Sandbox

It’s second semester, which means that several hundred juniors are returning from study abroad programs. A friend of mine once told me he “never liked someone more after they came back from abroad than I did before they left,” the implication being that students who study abroad somehow become less likeable in the process. This manifests itself, he claims, in “stories we don’t care about” that abound with “buzz phrases like ‘rich heritage and/or culture,’ ‘host family’ and ‘crazy seven-floored club that plays house music until the sun comes up.’

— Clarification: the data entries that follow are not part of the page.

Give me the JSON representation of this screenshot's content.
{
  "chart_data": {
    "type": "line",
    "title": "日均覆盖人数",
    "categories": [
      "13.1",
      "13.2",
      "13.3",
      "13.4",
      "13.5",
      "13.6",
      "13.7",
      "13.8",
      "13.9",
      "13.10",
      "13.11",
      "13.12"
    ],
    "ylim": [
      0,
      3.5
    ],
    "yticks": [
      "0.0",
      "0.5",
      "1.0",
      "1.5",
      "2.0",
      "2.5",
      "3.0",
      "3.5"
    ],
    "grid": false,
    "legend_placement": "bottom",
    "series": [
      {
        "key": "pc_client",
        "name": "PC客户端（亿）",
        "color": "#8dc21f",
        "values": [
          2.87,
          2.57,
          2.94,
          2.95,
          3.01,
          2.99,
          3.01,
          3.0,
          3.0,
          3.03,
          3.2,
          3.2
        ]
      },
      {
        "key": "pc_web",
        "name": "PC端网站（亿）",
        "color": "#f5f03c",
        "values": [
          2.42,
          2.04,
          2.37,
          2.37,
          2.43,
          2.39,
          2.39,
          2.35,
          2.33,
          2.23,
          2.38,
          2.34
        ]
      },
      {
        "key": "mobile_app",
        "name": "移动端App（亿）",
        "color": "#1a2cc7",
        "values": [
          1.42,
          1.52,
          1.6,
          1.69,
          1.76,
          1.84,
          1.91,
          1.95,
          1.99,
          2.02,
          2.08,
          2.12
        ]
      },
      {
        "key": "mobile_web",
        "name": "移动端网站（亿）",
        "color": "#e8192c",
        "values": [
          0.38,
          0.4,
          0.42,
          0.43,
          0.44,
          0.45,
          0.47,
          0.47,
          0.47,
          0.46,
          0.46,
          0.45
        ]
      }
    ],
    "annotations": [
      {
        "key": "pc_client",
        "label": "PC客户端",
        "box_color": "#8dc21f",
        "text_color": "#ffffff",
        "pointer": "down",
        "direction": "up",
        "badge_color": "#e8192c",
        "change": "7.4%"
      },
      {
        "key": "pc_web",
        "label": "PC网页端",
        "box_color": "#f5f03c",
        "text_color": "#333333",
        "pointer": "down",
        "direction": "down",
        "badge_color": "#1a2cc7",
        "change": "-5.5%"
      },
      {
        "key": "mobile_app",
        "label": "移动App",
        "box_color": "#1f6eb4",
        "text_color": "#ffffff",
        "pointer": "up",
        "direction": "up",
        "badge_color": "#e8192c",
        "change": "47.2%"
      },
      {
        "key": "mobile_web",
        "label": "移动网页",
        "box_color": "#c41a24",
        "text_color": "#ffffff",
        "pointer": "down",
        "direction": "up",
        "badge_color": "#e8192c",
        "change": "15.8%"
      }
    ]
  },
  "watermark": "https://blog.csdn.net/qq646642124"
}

It’s tempting to agree with him, especially since most of these stories end up reading like flaccid advertisements for some sort of drunken Common Ground experience (or, in the case of the lattermost, the next phase of the dubstream revolution). But what my friend is forgetting is that these students are trying to undergo a transition back into life in the United States. And it’s hard for them, because they’ve got to realize both that they haven’t undergone as profound a change as they think, while their native country has. So, if you’re one of those students (or someone who has to deal with them), it’s important to understand that they’ve missed out on a lot. For one thing, the most important presidential candidate that this country has ever seen has already come and gone. In the words of his own campaign ad, “America’s never seen a candidate like Herman Cain.” Unfortunately, neither have the study-abroad kids, and they’ll never get to fondly remember his rampant promises of pizza at $9.99 for all Americans. And if it took a transoceanic flight to remind them of how “bad” homelessness was, then just imagine how they’re going to feel when they realize that the university’s choice to build multi-level common rooms instead of more bedrooms in K4 will sort of make them homeless in their own country!

But some things never change. And for all the European “DJs” and “house music” they’ll interminably gush over, Shooter’s II is still the only western-style saloon of choice on Saturday nights in Durham.